Cuando vi que tanto la película como la novela apelaban para construirse a Fuga en cadenas —el film que Stanley Kramer estrenó en el '58, cuyo título original es The Defiant Ones, Los desafiantes—, mi alma pegó un saltito. Se trata de una película que recuerdo bien, me impresionó mucho cuando la vi por televisión, en algún momento de los '60. Cuenta la historia de dos convictos, uno blanco (Tony Curtis) y uno negro (Sidney Poitier), que consiguen escapar, pero limitados por la cadena que los une por la muñeca. En esa emergencia, blanco y negro comprenden que no les queda otra que cooperar para sobrevivir. (It takes two...) RaMell Ross usa imágenes de Fuga en cadenas en dos secuencias, pero la más importante es la primera, cuando incluye la escena inicial del film de Kramer. Allí Noah Cullen —el personaje de Poitier— entona una suerte de blues, deliberadamente mal. El tipo está en un camión celular, encadenado y rodeado de presos y guardias blancos, y no deja de cantar de forma exasperante. Yo también fui construido por esa película, y tal vez por eso encontré en Nickel Boys un compañero de camino. Como Noah Cullen, como Elwood y Turner, entiendo que no soy libre como quisiera, que vivo arrastrando cadenas, tanto reales como simbólicas. Y que esa circunstancia me dificulta hacer la revolución que querría hacer. Lo tengo claro.
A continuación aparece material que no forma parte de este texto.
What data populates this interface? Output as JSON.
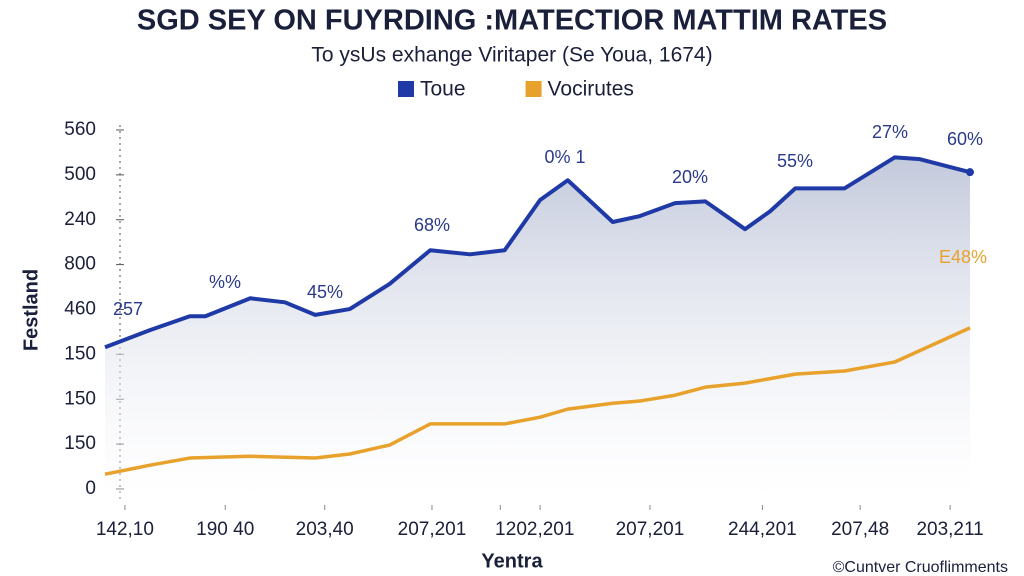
{
  "chart_data": {
    "type": "line",
    "title": "SGD SEY ON FUYRDING :MATECTIOR MATTIM RATES",
    "subtitle": "To ysUs exhange Viritaper (Se Youa, 1674)",
    "y_label": "Festland",
    "x_label": "Yentra",
    "credit": "©Cuntver Cruoflimments",
    "xlim": [
      0,
      100
    ],
    "xticks": [
      {
        "value": 2.3,
        "label": "142,10"
      },
      {
        "value": 13.9,
        "label": "190 40"
      },
      {
        "value": 25.4,
        "label": "203,40"
      },
      {
        "value": 37.8,
        "label": "207,201"
      },
      {
        "value": 45.7,
        "label": "1"
      },
      {
        "value": 50.3,
        "label": "202,201"
      },
      {
        "value": 63.0,
        "label": "207,201"
      },
      {
        "value": 76.0,
        "label": "244,201"
      },
      {
        "value": 87.3,
        "label": "207,48"
      },
      {
        "value": 97.7,
        "label": "203,211"
      }
    ],
    "ylim": [
      0,
      8
    ],
    "yticks": [
      {
        "value": 0,
        "label": "0"
      },
      {
        "value": 1,
        "label": "150"
      },
      {
        "value": 2,
        "label": "150"
      },
      {
        "value": 3,
        "label": "150"
      },
      {
        "value": 4,
        "label": "460"
      },
      {
        "value": 5,
        "label": "800"
      },
      {
        "value": 6,
        "label": "240"
      },
      {
        "value": 7,
        "label": "500"
      },
      {
        "value": 8,
        "label": "560"
      }
    ],
    "series": [
      {
        "name": "Toue",
        "color": "#1f3aa6",
        "area": true,
        "x": [
          0,
          5.2,
          9.8,
          11.6,
          16.8,
          20.8,
          24.3,
          28.3,
          32.9,
          37.6,
          42.2,
          46.2,
          50.3,
          53.5,
          58.7,
          61.8,
          65.9,
          69.4,
          74,
          76.9,
          79.8,
          85.5,
          91.3,
          94.2,
          100
        ],
        "values": [
          3.16,
          3.54,
          3.85,
          3.85,
          4.25,
          4.16,
          3.88,
          4.01,
          4.57,
          5.32,
          5.23,
          5.32,
          6.44,
          6.88,
          5.95,
          6.08,
          6.37,
          6.41,
          5.79,
          6.19,
          6.7,
          6.7,
          7.39,
          7.35,
          7.06
        ]
      },
      {
        "name": "Vocirutes",
        "color": "#e8a22c",
        "area": false,
        "x": [
          0,
          5.2,
          9.8,
          16.8,
          24.3,
          28.3,
          32.9,
          37.6,
          46.2,
          50.3,
          53.5,
          58.7,
          61.8,
          65.9,
          69.4,
          74,
          79.8,
          85.5,
          91.3,
          100
        ],
        "values": [
          0.33,
          0.53,
          0.69,
          0.73,
          0.69,
          0.78,
          0.98,
          1.45,
          1.45,
          1.6,
          1.78,
          1.91,
          1.96,
          2.09,
          2.27,
          2.36,
          2.56,
          2.63,
          2.83,
          3.59
        ]
      }
    ],
    "annotations": [
      "257",
      "%%",
      "45%",
      "68%",
      "0% 1",
      "20%",
      "55%",
      "27%",
      "60%",
      "E48%"
    ]
  }
}
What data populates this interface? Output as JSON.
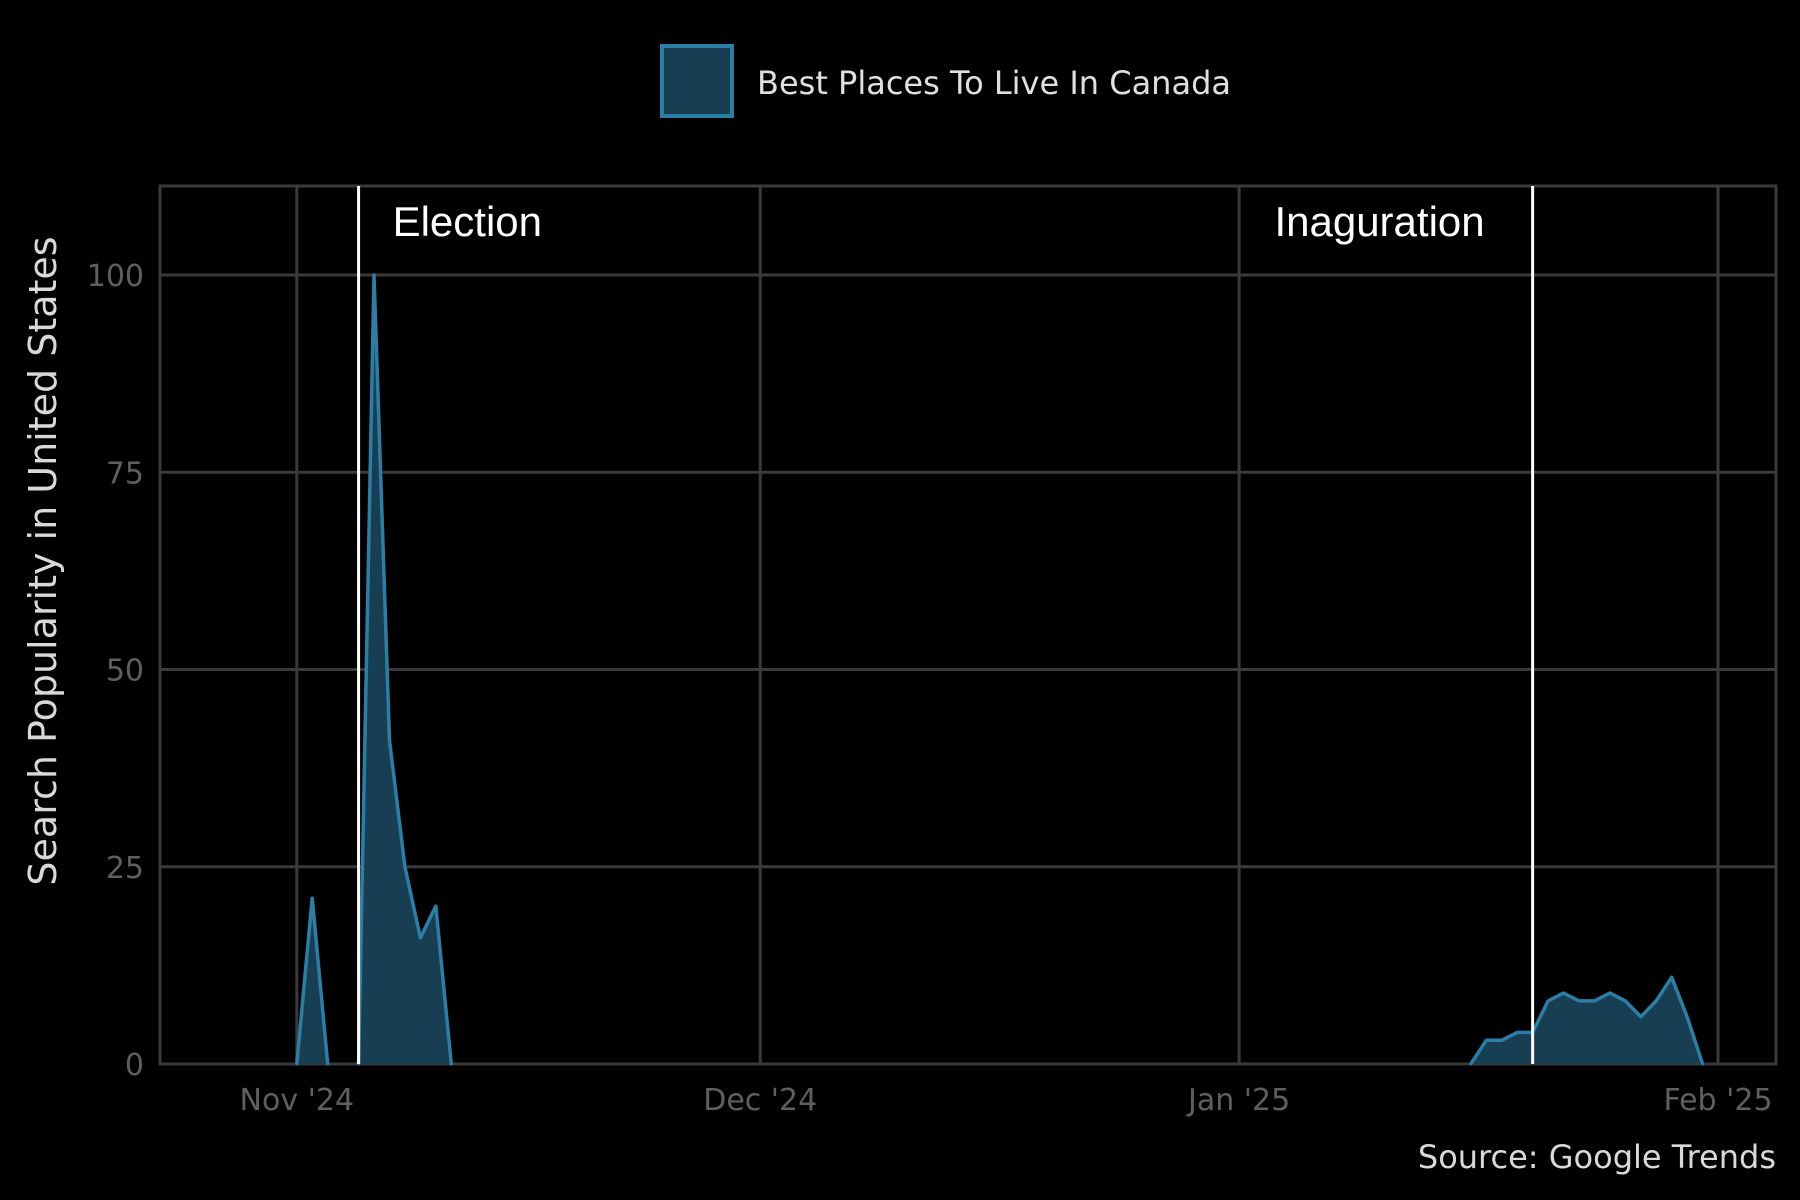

Pero, mientras pienso y articulo y espero el momento de sumarme a la rebelión generalizada que tarde o temprano llegará, nada me impide —como a Noah Cullen— molestar. Perturbar el orden injusto, volverme incómodo. Eso hacen las películas como La zona de interés y Nickel Boys. Eso es algo que podemos hacer todos. Ya mismo. Estemos donde estemos.

Molestar. Hasta que nuestra canción exasperante derribe los muros.